Я искренне благодарна Вам за Ваши хлопоты последних дней.
И я чувствую себя виноватой, что они, такие большие, не увенчались успехом.
Я очень благодарна.
Но вместе с тем я, к сожалению, вижу, что мои неудачи вызывают у Вас не столько сочувствие, сколько раздражение.
Это, конечно, объяснимо — даже и с точки зрения Вашего самолюбия.
И всё-таки я опасаюсь, Вы ведёте наши отношения к той форме, которую придётся (когда-нибудь — м. б., скоро) выразить словами: “сытый голодному не товарищ”.
(Я подумала об этой поговорке — как она умна и непереставляема в словах. Так, не скажешь: голодный — сытому не товарищ. П. ч. запросто товарищем может быть! Невозможности для него отнюдь нет: ценности в сытости (самой) не видит, а что помочь надо, например, — легко понимает.)
Мне это жаль.
У меня мало самолюбия — я борюсь с ним (давно и всегда), п. ч. оно очень часто такая помеха достоинству, гордости, что и слов нет.
А Вы носитесь с ним иногда, как с писаной торбой.
На языке христиан (в коих не числюсь) это недоброе, самолюбивое Ваше добро зовётся безблагодатным.
(Потому и благодарят за него, обстоятельно обычно благодарят — чтоб компенсировать безблагодатность.)
Это всё относится к области непростоты, нехудожественности в жизни.
Я не могу нехудожественности и непростоты, но я устала писать Вам звериные, медвежьи и муравьиные и прочие, естественные, письма, п. ч. с Вами всё трудней играть.

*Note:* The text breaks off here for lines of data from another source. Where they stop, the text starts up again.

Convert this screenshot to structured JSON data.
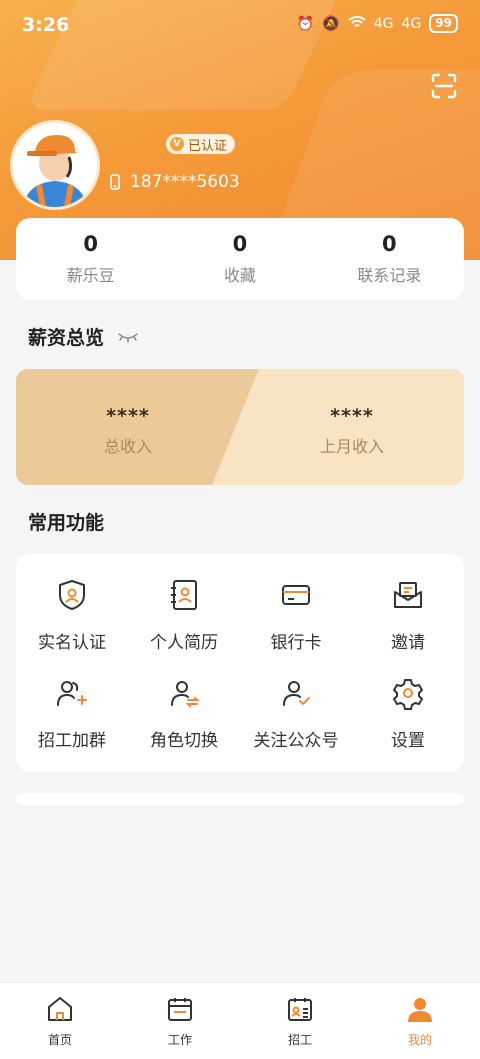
{
  "status_bar": {
    "time": "3:26",
    "signal1": "4G",
    "signal2": "4G",
    "battery": "99"
  },
  "profile": {
    "verified_label": "已认证",
    "phone": "187****5603"
  },
  "stats": [
    {
      "value": "0",
      "label": "薪乐豆"
    },
    {
      "value": "0",
      "label": "收藏"
    },
    {
      "value": "0",
      "label": "联系记录"
    }
  ],
  "salary": {
    "title": "薪资总览",
    "total": {
      "value": "****",
      "label": "总收入"
    },
    "last_month": {
      "value": "****",
      "label": "上月收入"
    }
  },
  "functions": {
    "title": "常用功能",
    "items": [
      {
        "label": "实名认证",
        "icon": "shield-user-icon"
      },
      {
        "label": "个人简历",
        "icon": "contact-book-icon"
      },
      {
        "label": "银行卡",
        "icon": "bank-card-icon"
      },
      {
        "label": "邀请",
        "icon": "invite-mail-icon"
      },
      {
        "label": "招工加群",
        "icon": "group-add-icon"
      },
      {
        "label": "角色切换",
        "icon": "role-switch-icon"
      },
      {
        "label": "关注公众号",
        "icon": "follow-user-icon"
      },
      {
        "label": "设置",
        "icon": "gear-icon"
      }
    ]
  },
  "tabbar": [
    {
      "label": "首页",
      "icon": "home-icon"
    },
    {
      "label": "工作",
      "icon": "calendar-icon"
    },
    {
      "label": "招工",
      "icon": "recruit-board-icon"
    },
    {
      "label": "我的",
      "icon": "person-icon"
    }
  ],
  "colors": {
    "accent": "#f08a30",
    "header_start": "#f7b04d",
    "salary_left": "#ecc998",
    "salary_right": "#f8e3c3"
  }
}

Вы, в сущности, не любите или почти не умеете играть…
Посмотрите на Наровчатова — на это лысое полено. Ну зачем это — быть пухлым Героем Труда?!
Что Вы всегда забываете мой день рождения и проч., так это, конечно же, не от памяти — это всё от той слякоти, которая называется внутренней культурой. Это, Волк, от души!
Потому что, хоть вдвоём с Галей, з а п о м н и т ь что-нибудь, наверное, могли бы.
Тут было и слишком уж много опознавательных примет: хоть бы и та дискуссия, после которой за полночь я сидела у Вас, чтобы Ваш дух поднять или успокоить, и говорила, что вот наступил уже — после полуночи — мой день рождения… И множество раз потом говорила.
Ну, а Татьянин день теперь даже МГУ организованно празднует.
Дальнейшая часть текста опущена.